По дороге Чжан Пинь разговаривал с мальчишкой, обменивался приветствиями со знакомыми и незнакомыми, дружески окликавшими его. Так, не торопясь, дошли они до дома Ли Чжи-сяна, по соседству с домом Чжао Дэ-лу.

— Тут живет женский председатель, — выпалил мальчик.

На каменной ступеньке, у ворот, в старенькой кофте сидела Дун Гуй-хуа. Она поднялась и крикнула во двор:

— Брат Ли Чан, пришел из уезда товарищ Чжан! — а сама стала в воротах.

Сидевшие в комнате бросились сначала к оконцу, а затем выбежали во двор, радостно приветствуя прибывшего:

— Вот это хорошо! Вовремя! Заходи в дом! — приглашали они наперебой.

Кроме Чжан Юй-миня и Ли Чана, хорошо знакомых Чжан Пиню, здесь были еще двое: Ли Чжи-сян, муж председательницы Женского союза, и Ли Чжи-шоу, его двоюродный брат. — Люди свои, честные! — представил их Ли Чан.

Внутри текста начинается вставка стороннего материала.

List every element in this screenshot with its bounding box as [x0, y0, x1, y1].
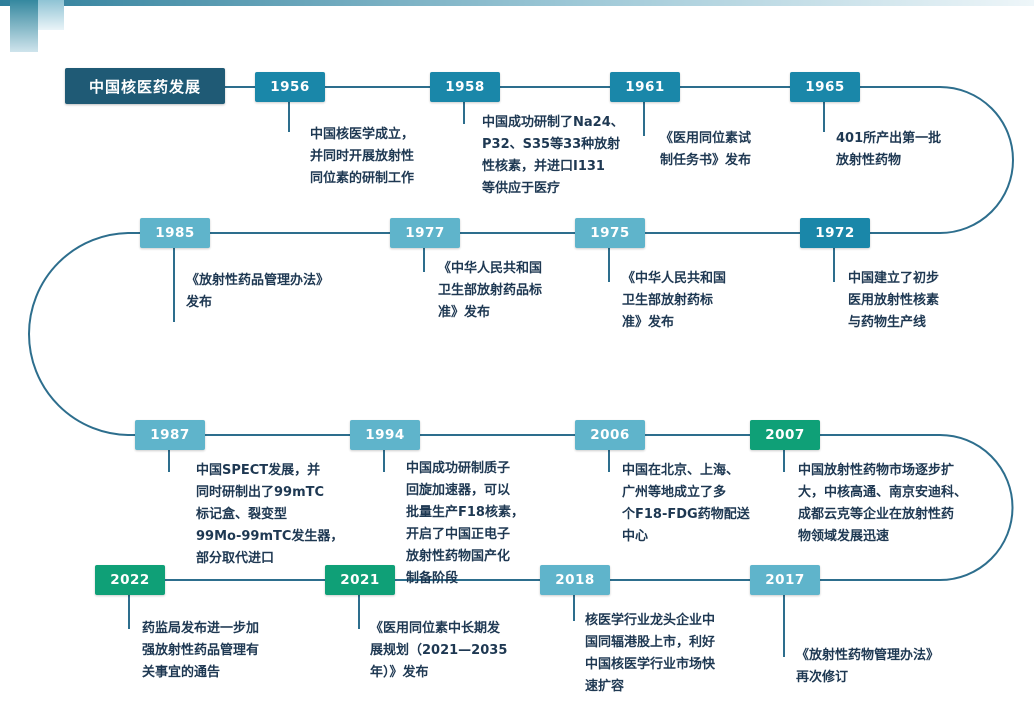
connector-stem-1958	[463, 102, 465, 124]
connector-stem-2017	[783, 595, 785, 657]
desc-1958: 中国成功研制了Na24、 P32、S35等33种放射 性核素，并进口I131 等…	[482, 115, 624, 196]
year-label: 1985	[155, 225, 195, 241]
desc-2022: 药监局发布进一步加 强放射性药品管理有 关事宜的通告	[142, 621, 260, 680]
top-gradient-bar	[0, 0, 1034, 6]
year-badge-1965: 1965	[790, 72, 860, 102]
desc-2007: 中国放射性药物市场逐步扩 大，中核高通、南京安迪科、 成都云克等企业在放射性药 …	[798, 463, 968, 544]
connector-stem-1961	[643, 102, 645, 136]
year-badge-1972: 1972	[800, 218, 870, 248]
year-badge-2006: 2006	[575, 420, 645, 450]
desc-1977: 《中华人民共和国 卫生部放射药品标 准》发布	[438, 261, 543, 320]
year-label: 2007	[765, 427, 805, 443]
connector-stem-1956	[288, 102, 290, 132]
connector-stem-2018	[573, 595, 575, 621]
year-label: 1975	[590, 225, 630, 241]
year-label: 2006	[590, 427, 630, 443]
year-badge-2017: 2017	[750, 565, 820, 595]
year-badge-2021: 2021	[325, 565, 395, 595]
year-label: 2017	[765, 572, 805, 588]
desc-2006: 中国在北京、上海、 广州等地成立了多 个F18-FDG药物配送 中心	[622, 463, 750, 544]
year-badge-1961: 1961	[610, 72, 680, 102]
year-badge-1956: 1956	[255, 72, 325, 102]
year-label: 1994	[365, 427, 405, 443]
timeline-title: 中国核医药发展	[65, 68, 225, 104]
connector-stem-1965	[823, 102, 825, 132]
year-label: 1956	[270, 79, 310, 95]
desc-1961: 《医用同位素试 制任务书》发布	[660, 131, 752, 168]
year-label: 2021	[340, 572, 380, 588]
connector-stem-1975	[608, 248, 610, 282]
year-label: 1961	[625, 79, 665, 95]
corner-accent-secondary	[38, 0, 64, 30]
desc-1987: 中国SPECT发展，并 同时研制出了99mTC 标记盒、裂变型 99Mo-99m…	[196, 463, 344, 566]
year-badge-1975: 1975	[575, 218, 645, 248]
year-label: 1987	[150, 427, 190, 443]
year-badge-2007: 2007	[750, 420, 820, 450]
year-badge-2022: 2022	[95, 565, 165, 595]
connector-stem-2007	[783, 450, 785, 472]
desc-1965: 401所产出第一批 放射性药物	[836, 131, 942, 168]
year-badge-1958: 1958	[430, 72, 500, 102]
year-badge-1977: 1977	[390, 218, 460, 248]
year-label: 1958	[445, 79, 485, 95]
desc-2021: 《医用同位素中长期发 展规划（2021—2035 年）》发布	[370, 621, 508, 680]
connector-stem-2022	[128, 595, 130, 629]
desc-1956: 中国核医学成立， 并同时开展放射性 同位素的研制工作	[310, 127, 415, 186]
connector-stem-2021	[358, 595, 360, 629]
year-label: 2018	[555, 572, 595, 588]
year-label: 1972	[815, 225, 855, 241]
timeline-title-label: 中国核医药发展	[88, 77, 201, 96]
year-label: 1977	[405, 225, 445, 241]
desc-2017: 《放射性药物管理办法》 再次修订	[796, 648, 940, 685]
corner-accent-primary	[10, 0, 38, 52]
desc-1994: 中国成功研制质子 回旋加速器，可以 批量生产F18核素， 开启了中国正电子 放射…	[406, 461, 524, 586]
year-label: 1965	[805, 79, 845, 95]
year-badge-1985: 1985	[140, 218, 210, 248]
year-badge-2018: 2018	[540, 565, 610, 595]
connector-stem-1985	[173, 248, 175, 322]
connector-stem-1987	[168, 450, 170, 472]
connector-stem-1972	[833, 248, 835, 282]
desc-1975: 《中华人民共和国 卫生部放射药标 准》发布	[622, 271, 727, 330]
connector-stem-1994	[383, 450, 385, 472]
year-badge-1987: 1987	[135, 420, 205, 450]
connector-stem-2006	[608, 450, 610, 472]
year-label: 2022	[110, 572, 150, 588]
year-badge-1994: 1994	[350, 420, 420, 450]
desc-1972: 中国建立了初步 医用放射性核素 与药物生产线	[848, 271, 940, 330]
connector-stem-1977	[423, 248, 425, 272]
desc-1985: 《放射性药品管理办法》 发布	[186, 273, 330, 310]
desc-2018: 核医学行业龙头企业中 国同辐港股上市，利好 中国核医学行业市场快 速扩容	[585, 613, 716, 694]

— Продолжайте обсуждать свои дела, я сначала послушаю, да присаживайтесь на кан, — предложил Чжан Пинь, а сам устроился в стороне, у стены.

Двоюродные братья были люди робкие и явно смущались.

— Сегодня утром я пошел поговорить с Ли Чаном, — начал Ли Чжи-сян, — жена моя сказала, что молчать дольше нельзя. Не знаю, правда ли, что сообщил мне мой брат…

— И я больше ничего не знаю, — подтвердил Ли Чжи-шоу, — но дело это нешуточное. От себя прибавлять не стану. Вы бы допросили самого Цянь Вэнь-гуя. Только не говорите ему, что от меня узнали. Я-то слышал от школьников, а ребята могут и напутать.

— Сколько у вас в деревне помещиков-злодеев? — спросил Чжан Пинь.

— Да точно не знаем, говорят, восемь, — ответил Ли Чжи-сян.

— Это так говорится, что восемь, да не все они опасны, — вставил Ли Чан.

— Верно, — подтвердил Чжан Пинь. — В прошлом году один сбежал — Сюй Юу. С Хоу Дянь-куем весной рассчитались, и теперь он целыми днями сидит на театральной площадке, греется на солнце. Этот обезврежен, никто на него внимания не обращает, а Ли Цзы-цзюнь, как заслышал о разделе земли, тоже сбежал. Вот и решайте: кто кого боится — они нас или мы их.

— Они напуганы смертельно. А что было, когда в Мынцзягоу прикончили Чэнь У! Они боятся Восьмой армии, боятся коммунистов! — вставил и Ли Чжи-шоу.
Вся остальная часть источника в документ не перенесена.